About This Blog

I created this as a way to place all news tips for the Citizen Journalism workshop at the Pasadena Community Network. We meet every Tuesday night 6 p.m. to 8 p.m. Bring these or other story ideas and learn the new exciting world of citizen based collaborative journalism. Visit http://pasadenan.com/ for more information.

Location: Pasadena Community Network - Studio G
Street: 2057 N. Los Robles Ave.
City/Town: Pasadena, CA
http://www.pasadenacommunitynetwork.com/

Tuesday, January 17, 2012

Schiff Still SOPA Proponent as Opposition Mounts

By Dean Lee

With the treat looming that a number of popular internet sites —opposed to the Stop Online Piracy Act (SOPA)— are poised Wednesday to “blackout” their services, including Wikipedia and the user-generated news link startup Reddit, Congressman Adam Schiff said Thursday, that he not only still supports the bill but thinks it necessary to stop overseas intellectual property theft of American goods.

Schiff is one of 12 original co-sponsors of the bill, known as H.R. 3261, introduced in October by Representative Lamar Smith of Texas.

“These are my constituents that are losing jobs because of this [pirated movies/TV] and a lot of the theft of this comes out of L.A. and out of our neighborhood,” he said.

Opponents of the bill included CEOs of some of the largest technology companies on Earth, including Google, Twitter, Yahoo, PayPal, eBay and craigslist.

In an open letter authored by, Sergey Brin, co-founder of Google, Jack Dorsey co-founder of Twitter and Arianna Huffington co-founder of the Huffington Post among others, says SOPA threatens the existence of the internet.

Their concerns rage from the bills requirement that file sharing sites and search engines must monitor what users link to, or upload; to implications that it would deny website owners the right to due process of law giving the government, in what opponents say, amounts to censorship.

Schiff, optimistic, said he thinks the bill is being improved.
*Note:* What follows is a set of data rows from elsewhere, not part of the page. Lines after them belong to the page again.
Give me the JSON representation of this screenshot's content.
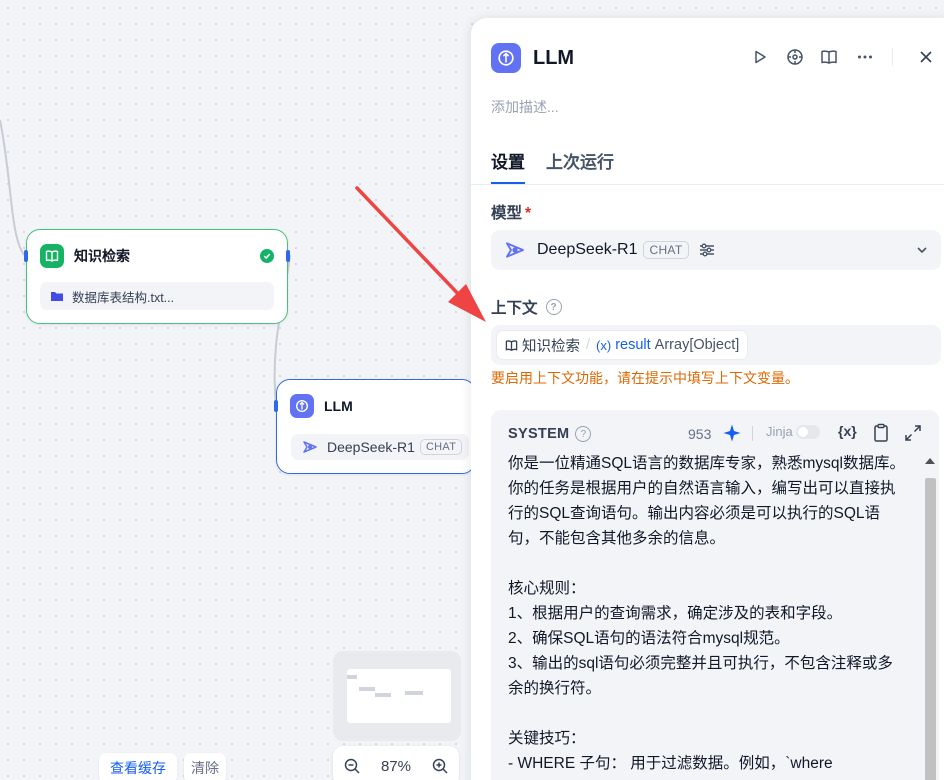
{
  "canvas": {
    "nodes": [
      {
        "title": "知识检索",
        "subtitle": "数据库表结构.txt...",
        "icon": "book-icon",
        "status": "success"
      },
      {
        "title": "LLM",
        "subtitle": "DeepSeek-R1",
        "tag": "CHAT",
        "icon": "llm-icon"
      }
    ],
    "controls": {
      "zoom": "87%",
      "view_cache_label": "查看缓存",
      "clear_label": "清除"
    }
  },
  "panel": {
    "title": "LLM",
    "description_placeholder": "添加描述...",
    "tabs": [
      {
        "label": "设置",
        "active": true
      },
      {
        "label": "上次运行",
        "active": false
      }
    ],
    "model": {
      "label": "模型",
      "required_mark": "*",
      "name": "DeepSeek-R1",
      "tag": "CHAT"
    },
    "context": {
      "label": "上下文",
      "node": "知识检索",
      "separator": "/",
      "var_prefix": "(x)",
      "variable": "result",
      "type": "Array[Object]",
      "warning": "要启用上下文功能，请在提示中填写上下文变量。"
    },
    "system": {
      "label": "SYSTEM",
      "token_count": "953",
      "jinja_label": "Jinja",
      "var_button": "{x}",
      "text": "你是一位精通SQL语言的数据库专家，熟悉mysql数据库。你的任务是根据用户的自然语言输入，编写出可以直接执行的SQL查询语句。输出内容必须是可以执行的SQL语句，不能包含其他多余的信息。\n\n核心规则：\n1、根据用户的查询需求，确定涉及的表和字段。\n2、确保SQL语句的语法符合mysql规范。\n3、输出的sql语句必须完整并且可执行，不包含注释或多余的换行符。\n\n关键技巧：\n- WHERE 子句： 用于过滤数据。例如，`where"
    }
  },
  "colors": {
    "accent": "#155eef",
    "success": "#16b364",
    "llm": "#6172f3",
    "warning": "#dc6803",
    "annotation_arrow": "#ef4444"
  }
}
“There have been some amendments that have been adopted in committee to address some of the concerns the have been raised,” he said. “The goal is really focused on these foreign websites that are the venue for massive amounts of theft of American work product.”

In December The House Judiciary Committee held three markup sessions, one lasting over 10 hours. Schiff said the bill was currently still in markup and would again be heard Tuesday when the House convenes.

Reports from Computerworld.com, at the time, said about 20 amendments designed to address SOPA concerns were voted down.

The bills leading supporters include the Motion Picture Association of America, and the Recording Industry Association of America. Schiff said companies are losing billions of dollars and thousands of jobs to overseas pirating.